Ascham also follows the humanist tradition by not adhering to a strict or narrow political ideology: the chief attitude to works of all kinds in the age is pluralistic, giving prominence to the potential multiplicity of perspective. This has to do with the belief that all arts can, after all, be learned: even a work of “real” art, like a painting or a poem is less seen as suddenly and wholly inspired by a muse but rather as a work constructed, made (here the meaning of the word art is much closer to the original ‘craftsmanship’ or ‘trade’), and it is made from various, often even discordant perceptions of various cultural forces and practices.
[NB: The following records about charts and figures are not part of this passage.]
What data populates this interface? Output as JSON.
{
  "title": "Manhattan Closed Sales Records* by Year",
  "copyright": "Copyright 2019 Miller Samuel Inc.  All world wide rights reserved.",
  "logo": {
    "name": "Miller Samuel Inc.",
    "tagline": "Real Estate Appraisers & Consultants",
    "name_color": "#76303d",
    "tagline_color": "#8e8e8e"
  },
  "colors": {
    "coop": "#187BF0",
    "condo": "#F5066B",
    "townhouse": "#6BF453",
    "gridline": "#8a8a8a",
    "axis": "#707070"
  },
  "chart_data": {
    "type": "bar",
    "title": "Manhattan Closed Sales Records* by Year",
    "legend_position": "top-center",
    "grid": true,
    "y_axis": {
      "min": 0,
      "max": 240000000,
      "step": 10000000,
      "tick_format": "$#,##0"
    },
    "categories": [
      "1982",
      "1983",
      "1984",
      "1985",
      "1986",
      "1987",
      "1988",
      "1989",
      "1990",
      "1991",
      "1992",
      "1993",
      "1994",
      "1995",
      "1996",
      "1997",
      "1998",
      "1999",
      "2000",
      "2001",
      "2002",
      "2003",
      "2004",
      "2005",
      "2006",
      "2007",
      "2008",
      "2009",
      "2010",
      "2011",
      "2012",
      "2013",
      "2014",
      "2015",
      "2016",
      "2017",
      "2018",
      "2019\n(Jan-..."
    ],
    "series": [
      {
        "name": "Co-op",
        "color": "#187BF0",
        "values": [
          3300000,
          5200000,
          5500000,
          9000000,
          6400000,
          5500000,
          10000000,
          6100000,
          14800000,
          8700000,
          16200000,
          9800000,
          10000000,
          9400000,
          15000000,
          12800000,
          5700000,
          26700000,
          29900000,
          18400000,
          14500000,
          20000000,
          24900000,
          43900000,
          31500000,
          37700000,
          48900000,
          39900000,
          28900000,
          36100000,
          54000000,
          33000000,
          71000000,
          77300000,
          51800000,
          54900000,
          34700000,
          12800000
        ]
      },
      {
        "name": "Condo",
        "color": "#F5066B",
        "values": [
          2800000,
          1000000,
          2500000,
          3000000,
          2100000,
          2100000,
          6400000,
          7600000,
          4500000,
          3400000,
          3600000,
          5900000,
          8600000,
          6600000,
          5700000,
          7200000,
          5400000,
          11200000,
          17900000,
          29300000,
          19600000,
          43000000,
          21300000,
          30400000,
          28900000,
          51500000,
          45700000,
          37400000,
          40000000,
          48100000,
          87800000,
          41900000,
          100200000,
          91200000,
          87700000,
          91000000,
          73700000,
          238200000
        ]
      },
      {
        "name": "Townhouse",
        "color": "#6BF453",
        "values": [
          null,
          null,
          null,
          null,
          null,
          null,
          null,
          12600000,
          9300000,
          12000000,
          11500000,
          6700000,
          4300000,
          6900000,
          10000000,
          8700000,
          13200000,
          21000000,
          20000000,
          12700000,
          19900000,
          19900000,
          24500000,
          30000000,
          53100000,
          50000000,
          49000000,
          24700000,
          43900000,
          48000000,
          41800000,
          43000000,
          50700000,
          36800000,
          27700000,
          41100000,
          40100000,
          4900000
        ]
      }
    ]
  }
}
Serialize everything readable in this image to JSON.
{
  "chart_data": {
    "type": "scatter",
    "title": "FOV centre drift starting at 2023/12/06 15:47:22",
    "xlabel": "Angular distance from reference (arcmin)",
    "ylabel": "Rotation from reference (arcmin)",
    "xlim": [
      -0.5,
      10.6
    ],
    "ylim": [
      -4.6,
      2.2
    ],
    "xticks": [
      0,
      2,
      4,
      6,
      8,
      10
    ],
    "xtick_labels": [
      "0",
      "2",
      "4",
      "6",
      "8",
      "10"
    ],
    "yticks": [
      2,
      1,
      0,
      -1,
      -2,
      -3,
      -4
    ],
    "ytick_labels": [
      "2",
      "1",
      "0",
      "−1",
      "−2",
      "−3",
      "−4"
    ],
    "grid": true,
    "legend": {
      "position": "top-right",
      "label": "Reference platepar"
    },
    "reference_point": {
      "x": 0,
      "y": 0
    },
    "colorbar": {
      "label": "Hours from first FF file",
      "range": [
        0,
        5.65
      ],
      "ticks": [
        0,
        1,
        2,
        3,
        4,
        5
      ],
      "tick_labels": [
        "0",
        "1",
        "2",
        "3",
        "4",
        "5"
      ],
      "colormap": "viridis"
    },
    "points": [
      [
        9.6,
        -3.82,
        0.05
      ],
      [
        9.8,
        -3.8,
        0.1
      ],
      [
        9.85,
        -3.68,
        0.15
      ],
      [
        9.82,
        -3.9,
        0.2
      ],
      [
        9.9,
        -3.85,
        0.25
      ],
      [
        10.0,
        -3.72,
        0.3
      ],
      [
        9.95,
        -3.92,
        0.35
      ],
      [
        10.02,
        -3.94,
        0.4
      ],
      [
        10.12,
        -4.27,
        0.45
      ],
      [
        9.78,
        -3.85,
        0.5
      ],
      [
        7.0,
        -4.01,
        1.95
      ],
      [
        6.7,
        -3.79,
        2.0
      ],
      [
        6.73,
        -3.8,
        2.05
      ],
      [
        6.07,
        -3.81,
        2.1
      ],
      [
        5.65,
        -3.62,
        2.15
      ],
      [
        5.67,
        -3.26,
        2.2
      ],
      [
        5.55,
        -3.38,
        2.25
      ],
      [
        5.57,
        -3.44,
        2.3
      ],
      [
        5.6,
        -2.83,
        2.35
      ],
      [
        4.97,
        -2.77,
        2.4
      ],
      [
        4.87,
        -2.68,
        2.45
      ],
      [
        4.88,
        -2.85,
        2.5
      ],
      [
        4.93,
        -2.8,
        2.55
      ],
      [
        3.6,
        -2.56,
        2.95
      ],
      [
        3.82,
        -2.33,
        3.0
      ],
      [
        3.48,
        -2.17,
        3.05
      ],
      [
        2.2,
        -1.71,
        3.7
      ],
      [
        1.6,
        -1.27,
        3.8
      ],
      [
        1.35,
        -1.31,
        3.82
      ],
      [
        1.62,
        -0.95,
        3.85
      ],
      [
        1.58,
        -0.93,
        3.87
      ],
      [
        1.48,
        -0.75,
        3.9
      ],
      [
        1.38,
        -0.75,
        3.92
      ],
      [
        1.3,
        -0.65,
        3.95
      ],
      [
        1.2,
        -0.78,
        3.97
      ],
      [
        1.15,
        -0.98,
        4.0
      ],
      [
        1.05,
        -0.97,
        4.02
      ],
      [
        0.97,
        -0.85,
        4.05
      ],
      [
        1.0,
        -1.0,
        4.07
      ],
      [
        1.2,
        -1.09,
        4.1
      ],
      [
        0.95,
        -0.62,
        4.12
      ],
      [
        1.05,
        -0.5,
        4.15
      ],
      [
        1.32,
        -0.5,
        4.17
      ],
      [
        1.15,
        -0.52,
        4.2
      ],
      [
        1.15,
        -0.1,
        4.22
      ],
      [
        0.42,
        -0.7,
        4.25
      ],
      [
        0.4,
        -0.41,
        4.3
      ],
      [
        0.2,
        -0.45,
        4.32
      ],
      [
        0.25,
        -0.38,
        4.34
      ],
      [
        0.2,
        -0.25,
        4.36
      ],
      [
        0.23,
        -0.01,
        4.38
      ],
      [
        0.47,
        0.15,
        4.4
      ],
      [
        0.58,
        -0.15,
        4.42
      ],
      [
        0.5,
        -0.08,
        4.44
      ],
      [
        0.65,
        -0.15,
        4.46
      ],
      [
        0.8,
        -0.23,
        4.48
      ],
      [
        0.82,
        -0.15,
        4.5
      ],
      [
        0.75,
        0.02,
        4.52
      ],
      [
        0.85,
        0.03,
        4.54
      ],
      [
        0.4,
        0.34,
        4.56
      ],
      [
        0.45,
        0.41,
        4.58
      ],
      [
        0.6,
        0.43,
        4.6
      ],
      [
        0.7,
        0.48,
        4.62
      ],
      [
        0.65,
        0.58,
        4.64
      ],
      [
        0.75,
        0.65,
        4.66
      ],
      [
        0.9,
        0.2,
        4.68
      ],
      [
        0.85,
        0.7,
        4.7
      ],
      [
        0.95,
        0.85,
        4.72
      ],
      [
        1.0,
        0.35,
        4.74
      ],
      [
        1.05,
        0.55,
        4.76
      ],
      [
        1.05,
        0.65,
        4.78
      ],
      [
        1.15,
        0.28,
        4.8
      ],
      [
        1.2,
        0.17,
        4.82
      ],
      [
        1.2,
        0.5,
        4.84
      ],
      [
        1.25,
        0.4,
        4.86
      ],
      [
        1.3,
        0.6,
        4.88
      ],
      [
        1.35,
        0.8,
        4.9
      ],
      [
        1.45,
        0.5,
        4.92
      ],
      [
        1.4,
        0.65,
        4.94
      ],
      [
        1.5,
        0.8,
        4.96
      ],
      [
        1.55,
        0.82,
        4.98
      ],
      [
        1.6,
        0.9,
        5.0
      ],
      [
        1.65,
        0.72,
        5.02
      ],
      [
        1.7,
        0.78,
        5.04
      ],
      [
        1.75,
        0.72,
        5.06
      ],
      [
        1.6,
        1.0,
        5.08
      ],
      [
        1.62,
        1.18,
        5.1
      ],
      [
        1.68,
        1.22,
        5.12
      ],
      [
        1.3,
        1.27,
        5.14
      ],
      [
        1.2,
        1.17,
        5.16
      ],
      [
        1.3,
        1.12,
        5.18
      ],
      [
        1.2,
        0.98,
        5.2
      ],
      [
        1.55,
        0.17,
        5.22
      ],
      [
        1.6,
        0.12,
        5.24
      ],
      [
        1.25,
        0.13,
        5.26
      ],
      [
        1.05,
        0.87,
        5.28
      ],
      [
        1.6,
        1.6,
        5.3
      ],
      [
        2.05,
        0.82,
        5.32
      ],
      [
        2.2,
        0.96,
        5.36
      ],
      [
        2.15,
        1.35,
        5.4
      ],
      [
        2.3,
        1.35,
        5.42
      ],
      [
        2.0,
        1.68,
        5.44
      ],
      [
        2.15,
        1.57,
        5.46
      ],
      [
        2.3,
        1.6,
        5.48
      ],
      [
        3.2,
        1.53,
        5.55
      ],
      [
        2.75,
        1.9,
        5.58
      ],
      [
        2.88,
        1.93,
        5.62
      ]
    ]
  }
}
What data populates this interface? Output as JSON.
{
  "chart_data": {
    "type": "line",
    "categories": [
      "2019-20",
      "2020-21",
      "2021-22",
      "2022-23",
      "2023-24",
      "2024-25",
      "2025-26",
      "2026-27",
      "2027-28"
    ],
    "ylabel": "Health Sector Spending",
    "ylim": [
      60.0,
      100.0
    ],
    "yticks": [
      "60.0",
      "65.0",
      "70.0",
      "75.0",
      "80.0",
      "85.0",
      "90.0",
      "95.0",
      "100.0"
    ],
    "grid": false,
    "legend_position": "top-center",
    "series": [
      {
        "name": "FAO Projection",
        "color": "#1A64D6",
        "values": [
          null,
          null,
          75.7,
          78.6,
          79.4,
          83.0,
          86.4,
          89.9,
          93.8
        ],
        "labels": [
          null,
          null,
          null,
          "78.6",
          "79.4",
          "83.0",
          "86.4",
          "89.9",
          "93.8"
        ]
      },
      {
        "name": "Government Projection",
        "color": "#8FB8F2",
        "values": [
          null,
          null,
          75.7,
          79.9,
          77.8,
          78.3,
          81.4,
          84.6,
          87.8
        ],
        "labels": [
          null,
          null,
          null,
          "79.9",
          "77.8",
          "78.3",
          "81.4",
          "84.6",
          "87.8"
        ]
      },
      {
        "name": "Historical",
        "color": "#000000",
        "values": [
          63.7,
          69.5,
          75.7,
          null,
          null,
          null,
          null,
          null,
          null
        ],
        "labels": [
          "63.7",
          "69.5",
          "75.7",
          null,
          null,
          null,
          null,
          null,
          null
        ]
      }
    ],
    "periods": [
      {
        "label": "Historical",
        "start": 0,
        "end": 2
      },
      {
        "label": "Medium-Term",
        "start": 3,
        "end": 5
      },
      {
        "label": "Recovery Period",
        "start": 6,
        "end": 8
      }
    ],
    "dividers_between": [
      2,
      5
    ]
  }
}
These cultural forces and practices are often congruent with those inherited from classical works but this is not a limit but rather a beginning; both Erasmus and John Colet emphasise that a teacher should not rest satisfied with the ten or twelve standard authors used traditionally in schools, since – as James Cleland later beautifully puts it in his The Institution of a Young Noble Man (1607) – “learning is circular, and the Muses stand around Apollo, having no beginning nor ending more than a geometrical circle”.